Des hommes armés non identifiés avaient attaqué, jeudi, le siège de la chaîne de télévision privée, proche des libéraux, détruit ses équipements et enlevé son président du conseil d'administration et son directeur exécutif et un certain nombre d'animateurs et de journalistes qui y travaillent, selon l'agence libyenne d'informations.
Selon l'agence, les autorités libyennes, représentées par le Congrès national général, la plus haute autorité du pays, et le gouvernement ont déploré l'agression contre la chaîne et l'enlèvement d'un certain nombre de travailleurs. Elles considèrent cette agression comme une négation de la liberté d'expression, d'informations et d’opinion.
Dans un communiqué rendu public au lendemain de l'agression, la commission des droits de l'homme au sein du Congrès national général a vigoureusement condamné cette agression, perpétrée par des hommes armés non identifiés.
Pour la commission, cette agression est une violation flagrante des droits de l'homme et de la liberté d'expression garantis par toutes les lois et pratiques internationales ainsi que la constitution.
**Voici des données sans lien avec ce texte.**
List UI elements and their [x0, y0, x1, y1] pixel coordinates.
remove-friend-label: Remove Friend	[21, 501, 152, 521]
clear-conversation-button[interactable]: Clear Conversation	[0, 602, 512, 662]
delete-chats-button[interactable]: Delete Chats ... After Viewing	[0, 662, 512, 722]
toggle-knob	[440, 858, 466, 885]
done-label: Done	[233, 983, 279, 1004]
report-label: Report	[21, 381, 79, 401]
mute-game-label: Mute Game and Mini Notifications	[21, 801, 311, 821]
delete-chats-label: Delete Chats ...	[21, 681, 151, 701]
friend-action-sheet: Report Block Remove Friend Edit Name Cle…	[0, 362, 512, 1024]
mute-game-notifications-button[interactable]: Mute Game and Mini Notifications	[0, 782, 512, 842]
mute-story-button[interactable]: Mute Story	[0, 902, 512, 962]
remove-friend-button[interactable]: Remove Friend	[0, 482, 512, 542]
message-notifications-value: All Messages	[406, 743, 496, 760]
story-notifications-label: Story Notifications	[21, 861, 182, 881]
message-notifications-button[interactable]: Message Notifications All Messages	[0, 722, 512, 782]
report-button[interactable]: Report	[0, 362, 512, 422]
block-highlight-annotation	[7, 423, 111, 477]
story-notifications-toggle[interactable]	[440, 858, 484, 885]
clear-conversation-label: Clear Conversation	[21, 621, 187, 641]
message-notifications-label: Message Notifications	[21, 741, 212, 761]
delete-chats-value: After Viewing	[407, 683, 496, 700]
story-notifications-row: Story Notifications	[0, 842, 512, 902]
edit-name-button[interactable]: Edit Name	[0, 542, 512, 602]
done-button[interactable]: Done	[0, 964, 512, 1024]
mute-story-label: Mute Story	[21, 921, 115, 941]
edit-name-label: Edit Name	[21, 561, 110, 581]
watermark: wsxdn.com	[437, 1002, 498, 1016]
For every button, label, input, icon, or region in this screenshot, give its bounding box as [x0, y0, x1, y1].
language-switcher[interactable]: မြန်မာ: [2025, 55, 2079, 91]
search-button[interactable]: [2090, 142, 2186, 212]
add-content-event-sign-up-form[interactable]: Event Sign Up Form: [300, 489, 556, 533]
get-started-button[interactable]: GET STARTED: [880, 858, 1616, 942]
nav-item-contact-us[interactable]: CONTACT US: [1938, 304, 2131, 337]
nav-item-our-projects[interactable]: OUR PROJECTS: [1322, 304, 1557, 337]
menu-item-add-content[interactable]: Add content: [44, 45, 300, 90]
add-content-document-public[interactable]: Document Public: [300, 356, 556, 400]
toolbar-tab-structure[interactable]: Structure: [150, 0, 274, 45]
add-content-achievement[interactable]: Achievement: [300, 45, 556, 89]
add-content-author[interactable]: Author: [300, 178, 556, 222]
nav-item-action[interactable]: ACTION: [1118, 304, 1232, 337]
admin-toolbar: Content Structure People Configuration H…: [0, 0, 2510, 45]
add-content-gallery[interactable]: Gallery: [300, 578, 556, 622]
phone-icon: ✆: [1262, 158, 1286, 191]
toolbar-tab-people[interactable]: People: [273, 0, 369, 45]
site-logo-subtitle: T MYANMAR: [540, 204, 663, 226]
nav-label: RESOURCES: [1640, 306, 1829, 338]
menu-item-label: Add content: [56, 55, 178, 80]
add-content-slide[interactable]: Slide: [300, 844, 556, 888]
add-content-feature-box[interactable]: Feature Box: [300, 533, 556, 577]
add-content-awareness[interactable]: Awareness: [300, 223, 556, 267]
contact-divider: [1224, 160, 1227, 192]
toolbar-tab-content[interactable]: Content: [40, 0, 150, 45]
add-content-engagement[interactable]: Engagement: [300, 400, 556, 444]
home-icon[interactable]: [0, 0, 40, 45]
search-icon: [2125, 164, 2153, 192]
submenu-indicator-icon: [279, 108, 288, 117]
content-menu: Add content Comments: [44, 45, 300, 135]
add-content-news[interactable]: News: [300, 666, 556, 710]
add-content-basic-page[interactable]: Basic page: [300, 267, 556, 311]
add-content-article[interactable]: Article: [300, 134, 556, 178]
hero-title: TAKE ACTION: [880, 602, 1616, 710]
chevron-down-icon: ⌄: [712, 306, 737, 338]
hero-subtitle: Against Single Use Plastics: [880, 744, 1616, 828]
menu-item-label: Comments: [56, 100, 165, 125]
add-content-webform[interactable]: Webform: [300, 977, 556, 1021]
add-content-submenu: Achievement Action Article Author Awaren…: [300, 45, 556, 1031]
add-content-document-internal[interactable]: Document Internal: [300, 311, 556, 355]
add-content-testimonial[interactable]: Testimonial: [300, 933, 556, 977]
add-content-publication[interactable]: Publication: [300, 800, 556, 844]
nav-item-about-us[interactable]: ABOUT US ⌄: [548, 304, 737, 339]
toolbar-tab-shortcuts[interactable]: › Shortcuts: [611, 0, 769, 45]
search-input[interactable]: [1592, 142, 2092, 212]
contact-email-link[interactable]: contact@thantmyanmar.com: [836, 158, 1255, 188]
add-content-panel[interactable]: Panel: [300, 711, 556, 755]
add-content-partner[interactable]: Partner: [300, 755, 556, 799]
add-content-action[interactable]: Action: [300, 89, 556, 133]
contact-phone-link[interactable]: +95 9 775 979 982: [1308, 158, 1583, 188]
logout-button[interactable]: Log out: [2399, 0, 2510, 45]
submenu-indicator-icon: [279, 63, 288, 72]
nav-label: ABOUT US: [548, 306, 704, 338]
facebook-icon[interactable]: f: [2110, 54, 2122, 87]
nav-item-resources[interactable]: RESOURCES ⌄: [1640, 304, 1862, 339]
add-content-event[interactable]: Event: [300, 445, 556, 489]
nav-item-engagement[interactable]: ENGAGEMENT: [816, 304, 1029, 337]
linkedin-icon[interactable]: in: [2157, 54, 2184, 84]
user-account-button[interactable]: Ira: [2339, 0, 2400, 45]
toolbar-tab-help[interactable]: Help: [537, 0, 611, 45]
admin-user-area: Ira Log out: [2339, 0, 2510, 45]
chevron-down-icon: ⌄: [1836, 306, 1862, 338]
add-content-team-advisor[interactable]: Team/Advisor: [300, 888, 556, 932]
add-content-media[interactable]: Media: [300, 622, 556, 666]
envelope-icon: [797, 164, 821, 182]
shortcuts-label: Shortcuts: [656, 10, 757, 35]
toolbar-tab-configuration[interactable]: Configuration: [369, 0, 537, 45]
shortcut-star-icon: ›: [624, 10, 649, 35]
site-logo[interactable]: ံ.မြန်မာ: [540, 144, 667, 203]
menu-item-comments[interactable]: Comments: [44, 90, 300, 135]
Selon l'agence libyenne d'informations, les ministres de l'Information et de la Culture et de la Société civile ont visité jeudi soir le siège de la chaîne et ont déploré l'agression qui 'est non seulement une violation de la liberté d'expression mais aussi un acte criminel dont les auteurs sont des anarchistes qui agissent contre la liberté pour la Libye et les Libyens'.